Но это было потом, много времени спустя, незадолго до увольнения Валентина Антоновича. Кстати, Шаров уволил Волкова совсем не за сказки, сочинительство Шарову, как это ни странно, нравилось, впрочем, ясно, почему нравилось: Волков занимал ребят, а это для Шарова было главным. И неважно чем, лишь бы занимал детей, чтобы они вот так тихо замирали на какое-то время. Непонятное сочинительство Волкова таило в себе какую-то разлагающе-притягательную силу, потому все и тянулись к нему.
И Злыдень подходил, не решаясь вслух произнести свою высшую оценку: «От, скотыняка, шпаре!» Застывал на месте, и что-то в его народной голове по-доброму шевелилось, и глаза светлели, и руки тянулись погладить какого-нибудь архаровца. И Каменюка с Петровной подходили. И Манечка застывала в восторге, и ее прекрасные глаза туманились слезой, а вишневые губы чуть-чуть подергивались от волнения. И даже старая Эльба потихоньку скулила.

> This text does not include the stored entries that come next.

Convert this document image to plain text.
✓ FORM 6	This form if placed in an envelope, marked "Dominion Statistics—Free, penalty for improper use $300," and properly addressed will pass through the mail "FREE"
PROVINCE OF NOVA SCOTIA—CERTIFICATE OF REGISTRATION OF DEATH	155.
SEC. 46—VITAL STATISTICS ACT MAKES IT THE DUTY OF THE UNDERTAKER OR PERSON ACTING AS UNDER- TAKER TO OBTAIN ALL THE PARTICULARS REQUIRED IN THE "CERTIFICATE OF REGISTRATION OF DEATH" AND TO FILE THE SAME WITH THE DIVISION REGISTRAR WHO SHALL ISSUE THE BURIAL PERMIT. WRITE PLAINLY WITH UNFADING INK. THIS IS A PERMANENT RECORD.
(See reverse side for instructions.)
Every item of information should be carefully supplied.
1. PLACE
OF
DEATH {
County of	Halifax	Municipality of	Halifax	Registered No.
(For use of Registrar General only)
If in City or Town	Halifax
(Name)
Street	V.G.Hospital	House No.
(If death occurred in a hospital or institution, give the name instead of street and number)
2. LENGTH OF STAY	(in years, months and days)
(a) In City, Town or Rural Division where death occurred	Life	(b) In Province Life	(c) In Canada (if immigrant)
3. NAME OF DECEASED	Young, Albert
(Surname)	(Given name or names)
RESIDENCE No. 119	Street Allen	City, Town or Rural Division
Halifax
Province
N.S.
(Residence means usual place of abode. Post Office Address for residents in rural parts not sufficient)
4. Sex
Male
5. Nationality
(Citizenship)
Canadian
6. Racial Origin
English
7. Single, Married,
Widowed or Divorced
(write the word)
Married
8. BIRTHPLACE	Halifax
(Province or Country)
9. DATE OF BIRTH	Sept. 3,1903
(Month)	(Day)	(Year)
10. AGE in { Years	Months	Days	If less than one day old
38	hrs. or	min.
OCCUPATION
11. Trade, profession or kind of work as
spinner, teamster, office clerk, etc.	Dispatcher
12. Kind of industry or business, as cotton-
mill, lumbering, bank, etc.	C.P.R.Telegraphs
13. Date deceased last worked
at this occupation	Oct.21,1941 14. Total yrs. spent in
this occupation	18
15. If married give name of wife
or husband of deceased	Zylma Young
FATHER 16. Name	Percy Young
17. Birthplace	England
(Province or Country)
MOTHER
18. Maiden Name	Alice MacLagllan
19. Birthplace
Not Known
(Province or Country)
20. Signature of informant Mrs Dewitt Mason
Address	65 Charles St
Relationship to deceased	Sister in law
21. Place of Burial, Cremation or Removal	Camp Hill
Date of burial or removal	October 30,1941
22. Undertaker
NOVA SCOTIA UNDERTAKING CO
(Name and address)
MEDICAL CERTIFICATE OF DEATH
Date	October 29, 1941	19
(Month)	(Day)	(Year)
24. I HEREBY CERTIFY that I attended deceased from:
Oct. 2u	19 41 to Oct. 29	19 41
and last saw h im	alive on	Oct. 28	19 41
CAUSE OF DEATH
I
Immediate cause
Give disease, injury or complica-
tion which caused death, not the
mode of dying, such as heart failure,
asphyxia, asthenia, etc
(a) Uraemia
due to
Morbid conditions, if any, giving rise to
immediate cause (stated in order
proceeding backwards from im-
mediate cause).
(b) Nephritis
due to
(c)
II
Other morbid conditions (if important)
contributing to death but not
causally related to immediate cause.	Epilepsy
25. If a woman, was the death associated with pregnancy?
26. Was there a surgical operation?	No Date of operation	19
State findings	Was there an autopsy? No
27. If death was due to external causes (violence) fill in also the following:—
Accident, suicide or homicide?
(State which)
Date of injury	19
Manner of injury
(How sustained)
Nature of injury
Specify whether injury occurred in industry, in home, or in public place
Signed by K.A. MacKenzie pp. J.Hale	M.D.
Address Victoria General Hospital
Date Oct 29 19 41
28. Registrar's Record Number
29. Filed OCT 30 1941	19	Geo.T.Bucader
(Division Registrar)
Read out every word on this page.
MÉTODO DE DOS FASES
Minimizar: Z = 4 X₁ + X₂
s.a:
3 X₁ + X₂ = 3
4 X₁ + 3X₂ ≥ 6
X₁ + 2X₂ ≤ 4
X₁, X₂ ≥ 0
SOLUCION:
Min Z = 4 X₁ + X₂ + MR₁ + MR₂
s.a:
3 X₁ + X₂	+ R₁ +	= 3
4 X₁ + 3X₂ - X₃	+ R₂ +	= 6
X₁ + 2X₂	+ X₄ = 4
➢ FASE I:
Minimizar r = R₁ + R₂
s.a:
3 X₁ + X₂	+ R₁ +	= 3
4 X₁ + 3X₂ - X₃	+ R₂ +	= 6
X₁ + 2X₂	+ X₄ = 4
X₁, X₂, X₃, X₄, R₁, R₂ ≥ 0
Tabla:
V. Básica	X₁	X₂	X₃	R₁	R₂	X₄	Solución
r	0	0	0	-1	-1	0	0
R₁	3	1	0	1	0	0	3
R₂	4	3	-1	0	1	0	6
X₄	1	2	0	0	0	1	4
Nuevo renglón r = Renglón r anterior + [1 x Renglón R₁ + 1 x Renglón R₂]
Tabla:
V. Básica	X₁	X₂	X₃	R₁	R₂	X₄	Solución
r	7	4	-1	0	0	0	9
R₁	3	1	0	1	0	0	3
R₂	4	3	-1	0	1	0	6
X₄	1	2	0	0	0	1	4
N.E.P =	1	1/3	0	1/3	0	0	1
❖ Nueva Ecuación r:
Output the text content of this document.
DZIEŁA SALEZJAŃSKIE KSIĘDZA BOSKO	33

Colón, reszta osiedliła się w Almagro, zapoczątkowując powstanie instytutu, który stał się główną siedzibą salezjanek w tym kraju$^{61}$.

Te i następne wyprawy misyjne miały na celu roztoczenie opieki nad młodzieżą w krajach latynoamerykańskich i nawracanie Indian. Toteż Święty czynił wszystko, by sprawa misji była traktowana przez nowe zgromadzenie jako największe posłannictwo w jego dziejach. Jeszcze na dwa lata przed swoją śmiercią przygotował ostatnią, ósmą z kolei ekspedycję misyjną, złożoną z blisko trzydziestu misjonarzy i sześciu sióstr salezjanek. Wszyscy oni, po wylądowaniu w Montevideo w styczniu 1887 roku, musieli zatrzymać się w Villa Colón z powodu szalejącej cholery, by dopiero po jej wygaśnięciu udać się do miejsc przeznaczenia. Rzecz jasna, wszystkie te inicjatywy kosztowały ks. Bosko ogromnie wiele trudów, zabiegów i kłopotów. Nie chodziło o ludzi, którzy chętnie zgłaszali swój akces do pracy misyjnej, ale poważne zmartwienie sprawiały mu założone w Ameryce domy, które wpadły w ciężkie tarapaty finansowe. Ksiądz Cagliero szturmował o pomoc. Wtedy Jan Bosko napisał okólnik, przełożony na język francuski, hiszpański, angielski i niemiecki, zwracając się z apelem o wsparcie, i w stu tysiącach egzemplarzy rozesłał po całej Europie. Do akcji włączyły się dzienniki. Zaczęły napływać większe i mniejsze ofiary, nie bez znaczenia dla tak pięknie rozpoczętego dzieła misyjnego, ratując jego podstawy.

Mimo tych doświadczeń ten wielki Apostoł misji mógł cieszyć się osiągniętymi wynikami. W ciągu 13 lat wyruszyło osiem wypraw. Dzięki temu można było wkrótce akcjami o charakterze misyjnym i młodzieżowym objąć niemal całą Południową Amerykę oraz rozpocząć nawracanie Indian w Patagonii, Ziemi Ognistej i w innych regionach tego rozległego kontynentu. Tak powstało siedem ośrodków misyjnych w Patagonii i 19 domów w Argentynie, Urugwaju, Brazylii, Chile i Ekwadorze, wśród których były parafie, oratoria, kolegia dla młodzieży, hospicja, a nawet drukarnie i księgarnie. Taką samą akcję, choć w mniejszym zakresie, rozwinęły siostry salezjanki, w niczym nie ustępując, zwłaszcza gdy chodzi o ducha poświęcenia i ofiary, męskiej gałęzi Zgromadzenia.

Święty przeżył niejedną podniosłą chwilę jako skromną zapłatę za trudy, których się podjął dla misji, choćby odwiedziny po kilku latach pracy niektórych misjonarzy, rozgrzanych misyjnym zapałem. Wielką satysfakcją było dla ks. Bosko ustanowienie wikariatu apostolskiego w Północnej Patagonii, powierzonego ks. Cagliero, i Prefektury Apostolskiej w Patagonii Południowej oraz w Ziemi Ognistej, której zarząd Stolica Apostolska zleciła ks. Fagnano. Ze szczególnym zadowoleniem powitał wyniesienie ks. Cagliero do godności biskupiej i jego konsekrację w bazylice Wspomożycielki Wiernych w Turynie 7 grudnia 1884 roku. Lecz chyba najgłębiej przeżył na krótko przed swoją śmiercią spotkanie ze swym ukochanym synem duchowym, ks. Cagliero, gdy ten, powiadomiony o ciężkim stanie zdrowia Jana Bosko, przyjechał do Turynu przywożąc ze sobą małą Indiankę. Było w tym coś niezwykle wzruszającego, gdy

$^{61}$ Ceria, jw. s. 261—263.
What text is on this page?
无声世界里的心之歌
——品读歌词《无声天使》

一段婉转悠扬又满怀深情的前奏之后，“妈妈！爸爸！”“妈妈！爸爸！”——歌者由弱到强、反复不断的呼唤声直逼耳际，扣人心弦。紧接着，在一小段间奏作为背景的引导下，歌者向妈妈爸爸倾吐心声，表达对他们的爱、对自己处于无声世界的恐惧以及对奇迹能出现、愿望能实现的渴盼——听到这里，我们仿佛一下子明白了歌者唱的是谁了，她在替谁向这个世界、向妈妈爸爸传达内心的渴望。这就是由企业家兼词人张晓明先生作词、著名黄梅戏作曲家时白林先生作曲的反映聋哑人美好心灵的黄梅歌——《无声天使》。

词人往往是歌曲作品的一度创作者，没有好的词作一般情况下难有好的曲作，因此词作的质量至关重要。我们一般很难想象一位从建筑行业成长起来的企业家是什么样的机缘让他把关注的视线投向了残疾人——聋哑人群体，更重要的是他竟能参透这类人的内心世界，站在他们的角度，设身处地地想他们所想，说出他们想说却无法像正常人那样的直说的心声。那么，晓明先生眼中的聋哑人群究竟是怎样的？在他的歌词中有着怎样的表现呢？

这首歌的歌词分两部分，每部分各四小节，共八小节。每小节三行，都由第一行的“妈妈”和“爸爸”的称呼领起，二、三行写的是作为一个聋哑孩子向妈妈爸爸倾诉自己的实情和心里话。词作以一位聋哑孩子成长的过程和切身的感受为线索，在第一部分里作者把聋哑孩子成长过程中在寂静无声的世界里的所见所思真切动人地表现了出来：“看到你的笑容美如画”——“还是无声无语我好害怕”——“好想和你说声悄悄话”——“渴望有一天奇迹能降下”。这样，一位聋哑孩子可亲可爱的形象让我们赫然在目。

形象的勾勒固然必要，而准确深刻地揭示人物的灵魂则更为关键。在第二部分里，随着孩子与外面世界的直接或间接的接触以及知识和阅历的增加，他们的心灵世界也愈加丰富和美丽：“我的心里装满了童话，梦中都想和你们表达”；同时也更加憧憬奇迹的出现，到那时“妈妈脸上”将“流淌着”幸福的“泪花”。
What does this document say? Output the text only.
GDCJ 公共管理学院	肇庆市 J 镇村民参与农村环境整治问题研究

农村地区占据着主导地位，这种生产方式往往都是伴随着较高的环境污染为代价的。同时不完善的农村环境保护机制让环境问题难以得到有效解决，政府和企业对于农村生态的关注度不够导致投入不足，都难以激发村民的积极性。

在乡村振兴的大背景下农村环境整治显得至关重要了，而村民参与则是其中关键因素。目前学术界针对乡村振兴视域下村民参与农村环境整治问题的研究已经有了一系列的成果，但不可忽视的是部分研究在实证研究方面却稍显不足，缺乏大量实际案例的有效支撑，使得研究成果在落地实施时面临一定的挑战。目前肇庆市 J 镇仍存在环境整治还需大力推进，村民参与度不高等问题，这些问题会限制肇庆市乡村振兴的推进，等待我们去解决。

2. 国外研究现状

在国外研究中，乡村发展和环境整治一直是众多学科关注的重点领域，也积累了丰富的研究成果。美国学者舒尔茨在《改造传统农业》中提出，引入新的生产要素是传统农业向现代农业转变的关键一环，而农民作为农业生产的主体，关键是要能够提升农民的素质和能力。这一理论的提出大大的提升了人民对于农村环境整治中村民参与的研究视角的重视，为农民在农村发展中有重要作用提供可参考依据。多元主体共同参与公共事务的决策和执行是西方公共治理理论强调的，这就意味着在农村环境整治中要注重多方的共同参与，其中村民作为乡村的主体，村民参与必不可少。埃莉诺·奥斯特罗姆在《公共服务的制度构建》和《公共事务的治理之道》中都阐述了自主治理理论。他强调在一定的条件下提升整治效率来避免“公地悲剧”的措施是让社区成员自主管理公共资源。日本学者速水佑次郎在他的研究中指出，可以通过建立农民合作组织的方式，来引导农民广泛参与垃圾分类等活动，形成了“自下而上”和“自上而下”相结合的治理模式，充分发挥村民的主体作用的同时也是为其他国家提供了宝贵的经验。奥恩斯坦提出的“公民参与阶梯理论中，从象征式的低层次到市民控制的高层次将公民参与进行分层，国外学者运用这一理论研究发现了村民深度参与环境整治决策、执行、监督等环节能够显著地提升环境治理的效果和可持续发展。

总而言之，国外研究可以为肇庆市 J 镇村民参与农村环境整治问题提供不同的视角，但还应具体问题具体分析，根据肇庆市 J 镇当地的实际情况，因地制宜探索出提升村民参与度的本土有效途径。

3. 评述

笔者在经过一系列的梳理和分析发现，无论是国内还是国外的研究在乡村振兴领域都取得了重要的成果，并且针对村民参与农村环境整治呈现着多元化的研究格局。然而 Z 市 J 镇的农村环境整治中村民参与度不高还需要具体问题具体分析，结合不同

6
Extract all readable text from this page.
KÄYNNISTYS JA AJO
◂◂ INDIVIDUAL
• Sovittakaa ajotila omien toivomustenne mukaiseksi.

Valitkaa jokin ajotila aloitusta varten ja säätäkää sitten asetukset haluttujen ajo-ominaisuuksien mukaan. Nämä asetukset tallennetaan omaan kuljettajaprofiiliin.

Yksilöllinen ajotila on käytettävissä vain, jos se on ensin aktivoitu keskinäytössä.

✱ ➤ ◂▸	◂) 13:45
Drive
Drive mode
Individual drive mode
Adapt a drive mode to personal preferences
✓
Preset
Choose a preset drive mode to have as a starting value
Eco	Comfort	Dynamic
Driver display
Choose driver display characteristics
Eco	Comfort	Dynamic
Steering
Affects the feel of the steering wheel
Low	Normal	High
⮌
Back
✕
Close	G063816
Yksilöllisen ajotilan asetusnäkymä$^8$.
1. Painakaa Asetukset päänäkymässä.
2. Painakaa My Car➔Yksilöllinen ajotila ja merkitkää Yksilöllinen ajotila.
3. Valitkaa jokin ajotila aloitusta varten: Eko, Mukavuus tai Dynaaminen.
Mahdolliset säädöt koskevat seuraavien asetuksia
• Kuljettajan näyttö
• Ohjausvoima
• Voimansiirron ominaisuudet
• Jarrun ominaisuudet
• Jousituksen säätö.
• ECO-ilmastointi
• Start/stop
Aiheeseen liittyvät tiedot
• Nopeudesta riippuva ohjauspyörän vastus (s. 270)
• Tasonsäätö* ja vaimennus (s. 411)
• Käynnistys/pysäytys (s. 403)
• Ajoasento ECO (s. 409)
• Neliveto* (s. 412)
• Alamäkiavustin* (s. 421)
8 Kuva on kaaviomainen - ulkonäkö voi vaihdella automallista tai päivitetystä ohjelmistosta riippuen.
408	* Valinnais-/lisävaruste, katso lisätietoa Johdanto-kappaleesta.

Вот такая властно-захватническая душа была у этого маленького человечка, когда он был трезв, разумеется.
12
Я думал: предаю себя для дела, для будущей моей честности. А так не бывает. Обман сегодняшний не способен дать в будущем ничего, кроме еще большего обмана. Вспоминаю мои тогдашние состояния. Вот я думаю о сознании, о гуманности, а мозг мой все равно знает, что именно в эту секунду совершается нечто отвратительное, нечто совсем не гуманное. У выхода из корпуса стоят отряды, созданные Смолой, отряды, которым доверено проверять содержимое сумок и карманов уходящих домой детей. Живых детей обыскивают. В живое детское сознание лезет чужая рука, шарит в этом сознании, заглядывают отрядники в зелененькие глаза Коли Почечкина, в голубые глаза Вити Никольникова, что-то бесовское пляшет между отряд-никами и другими детьми, пляшет и посмеивается: «Совсем не нравственность и справедливость утверждается, а, наоборот, губится, умерщвляется праведность, и чем это кончится, неизвестно еще».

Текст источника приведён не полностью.